Even though MWI implies a large ontology, it's just a certain naive interpretation of our current local description of quantum mechanics. It's hard to see how there could be a global description that is simpler, though I'd be interested to see one. (Here local/global mean "dependent on things nearby" vs "dependent on things far away", which of course is assuming that ontology.)
With all kindness, the strength of your conclusion is far out of scope with the argument you've made. The linked paper looks like nonsense to me. I would recommend studying some basic textbook math and physics if you're truly interested in this subject, although be prepared for a long and humbling journey.
I recently stumbled upon the concept of "reflexive self-processing", which is Chris Langan's "Reality Theory".
I am not a physicist, so if I'm wrong or someone can better explain this, or if someone wants to break out the math here, that would be great.
The idea of reflexive self-processing is that in the double slit experiment for example, which path the photon takes is calculated by taking into account the entire state of the universe when it solves the wave function.
1. isn't this already implied by the math of how we know the wave function works? are there any alternate theories that are even consistent with the evidence?
2. don't we already know that the entire state of the universe is used to calculate the behavior of particles? for example, doesn't every body produce a gravitational field which acts, with some magntitude of force, at any distance, such that in order to calculate the trajectory of a particle to the nth decimal place, you would need to know about every other body in the universe?

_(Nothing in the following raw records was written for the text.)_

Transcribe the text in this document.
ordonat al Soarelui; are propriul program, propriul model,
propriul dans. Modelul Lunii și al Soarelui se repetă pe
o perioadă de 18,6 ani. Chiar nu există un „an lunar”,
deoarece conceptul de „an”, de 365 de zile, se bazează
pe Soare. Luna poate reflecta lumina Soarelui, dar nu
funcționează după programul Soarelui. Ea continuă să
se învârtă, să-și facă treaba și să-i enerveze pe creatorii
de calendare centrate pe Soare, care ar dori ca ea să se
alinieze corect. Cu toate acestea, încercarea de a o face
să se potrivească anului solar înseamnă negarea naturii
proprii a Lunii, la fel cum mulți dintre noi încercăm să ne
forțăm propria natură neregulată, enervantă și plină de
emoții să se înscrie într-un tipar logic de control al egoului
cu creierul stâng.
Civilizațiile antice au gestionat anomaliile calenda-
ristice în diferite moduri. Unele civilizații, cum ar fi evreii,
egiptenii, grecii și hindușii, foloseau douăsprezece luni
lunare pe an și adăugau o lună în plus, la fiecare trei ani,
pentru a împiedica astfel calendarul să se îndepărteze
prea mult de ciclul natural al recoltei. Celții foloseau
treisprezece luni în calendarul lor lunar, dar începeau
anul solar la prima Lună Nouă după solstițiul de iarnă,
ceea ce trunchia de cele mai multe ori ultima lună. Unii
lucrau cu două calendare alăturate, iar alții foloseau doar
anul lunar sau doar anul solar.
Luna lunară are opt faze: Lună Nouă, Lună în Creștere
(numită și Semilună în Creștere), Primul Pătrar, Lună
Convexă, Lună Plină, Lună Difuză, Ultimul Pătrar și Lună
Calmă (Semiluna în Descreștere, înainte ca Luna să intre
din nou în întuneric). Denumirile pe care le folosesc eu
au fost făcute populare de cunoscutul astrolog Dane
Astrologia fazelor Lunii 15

This is, literally, infinitely more parsimonious than the many worlds theory, which posits that an infinite number of entire universes of complexity are created at the juncture of every little physical event where multiple paths are possible. Supporting MWI because of it's simplicity was always a really horrible argument for this reason, and it seems like we do have a sensible, consistent theory in this reflexive self-processing idea, which is infinitely simpler, and therefore should be infinitely preferred by a rationalist to MWI.